Stanley L. Engerman is John Munro Professor of Economics emeritus at the University of Rochester. He received his Ph.D. in economics in 1962 from Johns Hopkins University after completing a BA and an MBA at NYU. His first professional position was at Yale. He moved to the University of Rochester in 1963. Engerman is known for his quantitative historical work with Robert Fogel. His first major book, co-authored with Fogel in 1974, was Time on the Cross: The Economics of American Negro Slavery, which was awarded the Bancroft Prize in American History. Engerman has also published over 100 articles and authored, co-authored or edited 21 book-length studies.

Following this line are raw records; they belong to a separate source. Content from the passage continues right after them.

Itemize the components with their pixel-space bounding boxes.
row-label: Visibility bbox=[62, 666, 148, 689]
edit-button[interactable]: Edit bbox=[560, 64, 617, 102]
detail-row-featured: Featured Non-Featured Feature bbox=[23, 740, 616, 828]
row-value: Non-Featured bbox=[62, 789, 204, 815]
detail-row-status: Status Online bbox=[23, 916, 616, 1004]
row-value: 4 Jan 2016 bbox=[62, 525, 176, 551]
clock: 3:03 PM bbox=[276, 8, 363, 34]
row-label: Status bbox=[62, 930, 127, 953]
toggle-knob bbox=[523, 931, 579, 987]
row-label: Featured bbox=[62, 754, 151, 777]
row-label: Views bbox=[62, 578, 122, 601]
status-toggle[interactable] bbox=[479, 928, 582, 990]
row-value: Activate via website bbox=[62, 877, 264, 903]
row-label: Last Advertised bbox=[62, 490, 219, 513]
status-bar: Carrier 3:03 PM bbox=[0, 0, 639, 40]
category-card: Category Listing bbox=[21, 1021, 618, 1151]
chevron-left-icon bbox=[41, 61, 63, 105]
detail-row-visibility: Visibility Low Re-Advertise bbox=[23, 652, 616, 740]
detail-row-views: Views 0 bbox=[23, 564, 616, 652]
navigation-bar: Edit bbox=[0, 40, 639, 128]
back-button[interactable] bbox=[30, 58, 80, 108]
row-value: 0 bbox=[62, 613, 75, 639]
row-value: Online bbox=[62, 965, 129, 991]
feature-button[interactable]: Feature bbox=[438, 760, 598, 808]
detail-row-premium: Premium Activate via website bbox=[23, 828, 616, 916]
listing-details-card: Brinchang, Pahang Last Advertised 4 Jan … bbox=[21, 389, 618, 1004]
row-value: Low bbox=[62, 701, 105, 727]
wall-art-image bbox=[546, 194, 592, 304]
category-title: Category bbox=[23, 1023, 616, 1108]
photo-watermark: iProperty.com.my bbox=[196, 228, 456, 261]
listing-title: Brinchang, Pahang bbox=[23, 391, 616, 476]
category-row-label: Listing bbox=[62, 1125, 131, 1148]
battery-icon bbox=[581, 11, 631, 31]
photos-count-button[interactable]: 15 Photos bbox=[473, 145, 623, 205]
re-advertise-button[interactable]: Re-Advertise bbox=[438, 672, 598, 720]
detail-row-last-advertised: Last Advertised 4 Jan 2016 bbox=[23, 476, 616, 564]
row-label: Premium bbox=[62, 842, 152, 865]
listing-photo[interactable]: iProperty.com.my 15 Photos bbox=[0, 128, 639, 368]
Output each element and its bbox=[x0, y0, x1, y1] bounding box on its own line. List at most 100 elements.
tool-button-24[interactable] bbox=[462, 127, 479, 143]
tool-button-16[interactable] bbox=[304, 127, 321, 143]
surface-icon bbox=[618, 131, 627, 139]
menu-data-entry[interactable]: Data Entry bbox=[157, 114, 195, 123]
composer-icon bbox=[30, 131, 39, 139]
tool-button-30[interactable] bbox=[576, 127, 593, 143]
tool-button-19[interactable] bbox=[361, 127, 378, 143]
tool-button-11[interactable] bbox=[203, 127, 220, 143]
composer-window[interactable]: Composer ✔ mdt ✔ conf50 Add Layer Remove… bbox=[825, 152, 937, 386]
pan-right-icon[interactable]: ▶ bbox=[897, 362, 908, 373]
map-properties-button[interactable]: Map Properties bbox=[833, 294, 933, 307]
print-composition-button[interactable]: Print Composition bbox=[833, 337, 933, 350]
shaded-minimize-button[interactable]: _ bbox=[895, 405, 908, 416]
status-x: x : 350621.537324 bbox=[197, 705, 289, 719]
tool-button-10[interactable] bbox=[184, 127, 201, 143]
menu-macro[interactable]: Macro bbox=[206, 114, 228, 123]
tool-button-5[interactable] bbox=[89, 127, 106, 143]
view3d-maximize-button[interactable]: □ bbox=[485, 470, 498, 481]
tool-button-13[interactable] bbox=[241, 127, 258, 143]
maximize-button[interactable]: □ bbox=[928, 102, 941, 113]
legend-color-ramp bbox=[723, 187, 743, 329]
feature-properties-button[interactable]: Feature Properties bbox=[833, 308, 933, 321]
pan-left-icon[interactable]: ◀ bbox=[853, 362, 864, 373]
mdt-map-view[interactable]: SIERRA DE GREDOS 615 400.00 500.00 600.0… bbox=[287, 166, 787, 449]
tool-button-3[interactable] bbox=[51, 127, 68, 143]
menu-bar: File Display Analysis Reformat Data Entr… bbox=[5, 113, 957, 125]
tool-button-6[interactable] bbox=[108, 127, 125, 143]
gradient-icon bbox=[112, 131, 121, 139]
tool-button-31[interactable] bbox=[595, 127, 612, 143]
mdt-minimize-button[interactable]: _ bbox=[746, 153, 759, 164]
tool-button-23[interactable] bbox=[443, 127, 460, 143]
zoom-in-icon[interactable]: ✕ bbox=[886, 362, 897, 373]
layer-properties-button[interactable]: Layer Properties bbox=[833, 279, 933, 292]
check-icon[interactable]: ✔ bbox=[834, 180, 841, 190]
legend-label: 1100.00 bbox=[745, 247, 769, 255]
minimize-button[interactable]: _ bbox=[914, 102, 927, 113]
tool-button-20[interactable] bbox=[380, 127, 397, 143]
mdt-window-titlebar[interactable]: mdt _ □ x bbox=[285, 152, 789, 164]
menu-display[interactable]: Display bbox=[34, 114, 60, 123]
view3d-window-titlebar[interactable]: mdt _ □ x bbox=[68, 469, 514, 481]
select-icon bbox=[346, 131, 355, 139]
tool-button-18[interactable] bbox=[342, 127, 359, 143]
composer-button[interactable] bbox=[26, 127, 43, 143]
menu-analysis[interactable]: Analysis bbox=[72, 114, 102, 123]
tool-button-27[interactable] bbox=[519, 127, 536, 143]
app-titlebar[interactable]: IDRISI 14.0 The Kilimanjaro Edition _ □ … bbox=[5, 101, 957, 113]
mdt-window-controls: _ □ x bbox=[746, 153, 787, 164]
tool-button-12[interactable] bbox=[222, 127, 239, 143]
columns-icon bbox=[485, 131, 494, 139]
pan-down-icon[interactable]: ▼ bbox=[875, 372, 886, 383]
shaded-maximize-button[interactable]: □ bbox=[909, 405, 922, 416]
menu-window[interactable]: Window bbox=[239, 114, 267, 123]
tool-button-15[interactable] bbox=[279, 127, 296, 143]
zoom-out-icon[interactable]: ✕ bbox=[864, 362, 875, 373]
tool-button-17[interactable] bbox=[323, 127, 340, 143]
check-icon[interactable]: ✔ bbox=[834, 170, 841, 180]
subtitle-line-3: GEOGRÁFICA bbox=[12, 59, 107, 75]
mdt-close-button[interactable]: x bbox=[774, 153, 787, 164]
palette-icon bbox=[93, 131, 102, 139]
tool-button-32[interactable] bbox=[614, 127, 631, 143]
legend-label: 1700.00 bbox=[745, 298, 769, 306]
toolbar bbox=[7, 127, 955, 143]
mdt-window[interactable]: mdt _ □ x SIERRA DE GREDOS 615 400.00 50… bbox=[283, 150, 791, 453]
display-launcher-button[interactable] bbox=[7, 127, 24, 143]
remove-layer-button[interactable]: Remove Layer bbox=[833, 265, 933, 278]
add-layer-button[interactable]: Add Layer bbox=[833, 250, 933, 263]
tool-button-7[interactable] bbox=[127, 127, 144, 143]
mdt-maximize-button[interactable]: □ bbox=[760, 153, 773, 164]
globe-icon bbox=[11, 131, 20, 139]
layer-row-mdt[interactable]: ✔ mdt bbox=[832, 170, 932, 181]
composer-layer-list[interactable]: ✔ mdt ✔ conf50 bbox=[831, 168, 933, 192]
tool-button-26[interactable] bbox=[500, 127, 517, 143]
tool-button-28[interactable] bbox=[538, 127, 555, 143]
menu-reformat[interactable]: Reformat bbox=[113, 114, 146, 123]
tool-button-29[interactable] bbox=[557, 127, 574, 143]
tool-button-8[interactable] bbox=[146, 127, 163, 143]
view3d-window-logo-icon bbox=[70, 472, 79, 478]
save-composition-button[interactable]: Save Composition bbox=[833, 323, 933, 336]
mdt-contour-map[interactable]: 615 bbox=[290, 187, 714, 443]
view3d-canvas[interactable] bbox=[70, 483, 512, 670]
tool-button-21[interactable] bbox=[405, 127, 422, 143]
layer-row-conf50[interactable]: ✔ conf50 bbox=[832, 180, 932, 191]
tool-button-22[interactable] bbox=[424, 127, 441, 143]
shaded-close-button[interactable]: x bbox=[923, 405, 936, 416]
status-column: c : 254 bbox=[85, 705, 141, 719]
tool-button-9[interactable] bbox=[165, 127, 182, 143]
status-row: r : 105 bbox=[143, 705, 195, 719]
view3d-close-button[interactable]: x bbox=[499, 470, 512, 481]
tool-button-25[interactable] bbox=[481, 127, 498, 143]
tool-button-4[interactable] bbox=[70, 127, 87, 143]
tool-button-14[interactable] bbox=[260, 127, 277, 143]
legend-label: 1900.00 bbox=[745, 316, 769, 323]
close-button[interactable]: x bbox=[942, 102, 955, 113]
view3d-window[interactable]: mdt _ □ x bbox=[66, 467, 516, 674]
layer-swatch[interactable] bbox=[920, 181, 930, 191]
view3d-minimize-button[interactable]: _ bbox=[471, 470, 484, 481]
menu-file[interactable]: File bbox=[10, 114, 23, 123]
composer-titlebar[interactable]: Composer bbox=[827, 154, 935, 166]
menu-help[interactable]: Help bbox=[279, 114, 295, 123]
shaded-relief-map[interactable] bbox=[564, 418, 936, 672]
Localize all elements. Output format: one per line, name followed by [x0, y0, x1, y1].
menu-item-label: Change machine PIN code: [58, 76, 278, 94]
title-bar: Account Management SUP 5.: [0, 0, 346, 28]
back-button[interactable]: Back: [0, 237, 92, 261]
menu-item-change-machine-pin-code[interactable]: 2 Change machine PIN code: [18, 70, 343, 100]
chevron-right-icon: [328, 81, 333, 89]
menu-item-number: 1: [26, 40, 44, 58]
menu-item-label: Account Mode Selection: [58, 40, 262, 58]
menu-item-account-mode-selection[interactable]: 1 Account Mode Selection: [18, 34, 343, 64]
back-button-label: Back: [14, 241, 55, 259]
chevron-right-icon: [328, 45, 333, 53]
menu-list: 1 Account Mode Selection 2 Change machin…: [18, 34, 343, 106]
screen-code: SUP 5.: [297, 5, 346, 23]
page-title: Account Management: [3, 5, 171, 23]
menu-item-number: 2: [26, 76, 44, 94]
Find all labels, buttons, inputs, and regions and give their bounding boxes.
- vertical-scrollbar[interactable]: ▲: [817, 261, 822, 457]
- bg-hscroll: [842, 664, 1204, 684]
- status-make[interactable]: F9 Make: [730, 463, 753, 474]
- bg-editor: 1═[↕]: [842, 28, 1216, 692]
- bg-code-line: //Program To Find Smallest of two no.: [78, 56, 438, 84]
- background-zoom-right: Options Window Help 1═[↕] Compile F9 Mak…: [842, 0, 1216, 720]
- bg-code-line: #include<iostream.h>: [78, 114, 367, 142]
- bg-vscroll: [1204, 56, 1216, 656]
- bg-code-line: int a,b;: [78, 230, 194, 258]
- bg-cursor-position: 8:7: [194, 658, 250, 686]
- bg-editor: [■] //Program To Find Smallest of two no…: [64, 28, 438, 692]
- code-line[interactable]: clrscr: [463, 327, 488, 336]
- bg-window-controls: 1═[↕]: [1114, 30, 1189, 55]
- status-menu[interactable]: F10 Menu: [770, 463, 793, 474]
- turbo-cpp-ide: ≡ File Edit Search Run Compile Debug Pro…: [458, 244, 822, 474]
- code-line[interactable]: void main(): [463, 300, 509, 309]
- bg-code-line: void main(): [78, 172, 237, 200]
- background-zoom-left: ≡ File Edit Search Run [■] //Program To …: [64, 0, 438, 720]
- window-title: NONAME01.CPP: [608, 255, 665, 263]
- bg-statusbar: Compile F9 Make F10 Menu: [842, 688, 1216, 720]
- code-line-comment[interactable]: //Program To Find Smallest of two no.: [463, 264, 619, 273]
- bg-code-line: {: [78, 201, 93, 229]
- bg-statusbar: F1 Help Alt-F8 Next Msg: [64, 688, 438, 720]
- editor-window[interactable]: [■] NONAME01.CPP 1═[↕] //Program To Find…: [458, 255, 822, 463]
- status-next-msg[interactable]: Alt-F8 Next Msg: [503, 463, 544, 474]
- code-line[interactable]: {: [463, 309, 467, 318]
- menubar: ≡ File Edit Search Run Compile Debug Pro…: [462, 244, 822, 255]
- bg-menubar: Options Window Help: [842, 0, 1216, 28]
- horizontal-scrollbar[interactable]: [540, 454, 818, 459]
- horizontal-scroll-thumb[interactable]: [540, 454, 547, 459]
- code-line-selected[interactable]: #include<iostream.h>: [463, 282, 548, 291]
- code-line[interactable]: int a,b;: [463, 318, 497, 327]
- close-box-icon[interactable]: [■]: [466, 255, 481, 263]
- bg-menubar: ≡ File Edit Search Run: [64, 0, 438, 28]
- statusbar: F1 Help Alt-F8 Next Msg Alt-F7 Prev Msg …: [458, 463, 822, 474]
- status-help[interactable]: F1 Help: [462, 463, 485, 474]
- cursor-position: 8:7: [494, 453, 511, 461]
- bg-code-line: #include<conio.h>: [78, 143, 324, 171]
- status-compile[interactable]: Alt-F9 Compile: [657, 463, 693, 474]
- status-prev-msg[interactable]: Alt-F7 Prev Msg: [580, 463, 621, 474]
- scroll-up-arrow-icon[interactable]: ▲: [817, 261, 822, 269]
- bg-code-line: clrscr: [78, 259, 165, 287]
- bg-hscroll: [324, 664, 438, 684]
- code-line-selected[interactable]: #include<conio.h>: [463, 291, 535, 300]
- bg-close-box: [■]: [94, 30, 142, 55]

He and Fogel were graduate students together under Simon Kuznets and later colleagues at Rochester. The genesis for Time on the Cross was an article for a collection of papers on economic history they edited for their book The Reinterpretation of American Economic History. While writing the essay for that book they determined that a more extensive project was needed to try to answer some of the questions about slavery that were still unsettled. It seemed like a good project, given the centrality of slavery to American history and the fact that so many important questions on the topic were posed in economic terms. The combination of economic theory and quantitative methods, combined with the importance of the questions made the study of slavery so central to discussions about the New Economic History, as Cliometrics was known as in the 1950s.
His service to the profession has been long and varied. At various times, he sat on the editorial boards of The Business History Review, the Journal of Economic History, Economic Inquiry, the Journal of American History, the Journal of Family History, Explorations in Economic History, Historical Methods, Slavery and Abolition, the Cambridge History and Geography of Disease, the Dictionary of American Economic History, the Oxford Encyclopedia of Economic History, and Southern Studies. He has served the Economic History Association as a Trustee, program committee chair, Vice President, and President. He was also Vice President and ultimately President of the Social Science History Association.
He has held visiting positions at Oxford University, Australian National University, Harvard, and the University of Minnesota. He was Pitt Professor of American History and Institutions at Cambridge University, and holds Fellowships in the American Academy of Arts and Sciences, the Cliometric Society, the Economic History Association, and is a Distinguished Fellow of the American Economic Association. He has also received a Guggenheim Fellowship and held a position as a Fellow in the Center for Advanced Study in the Behavioral Sciences.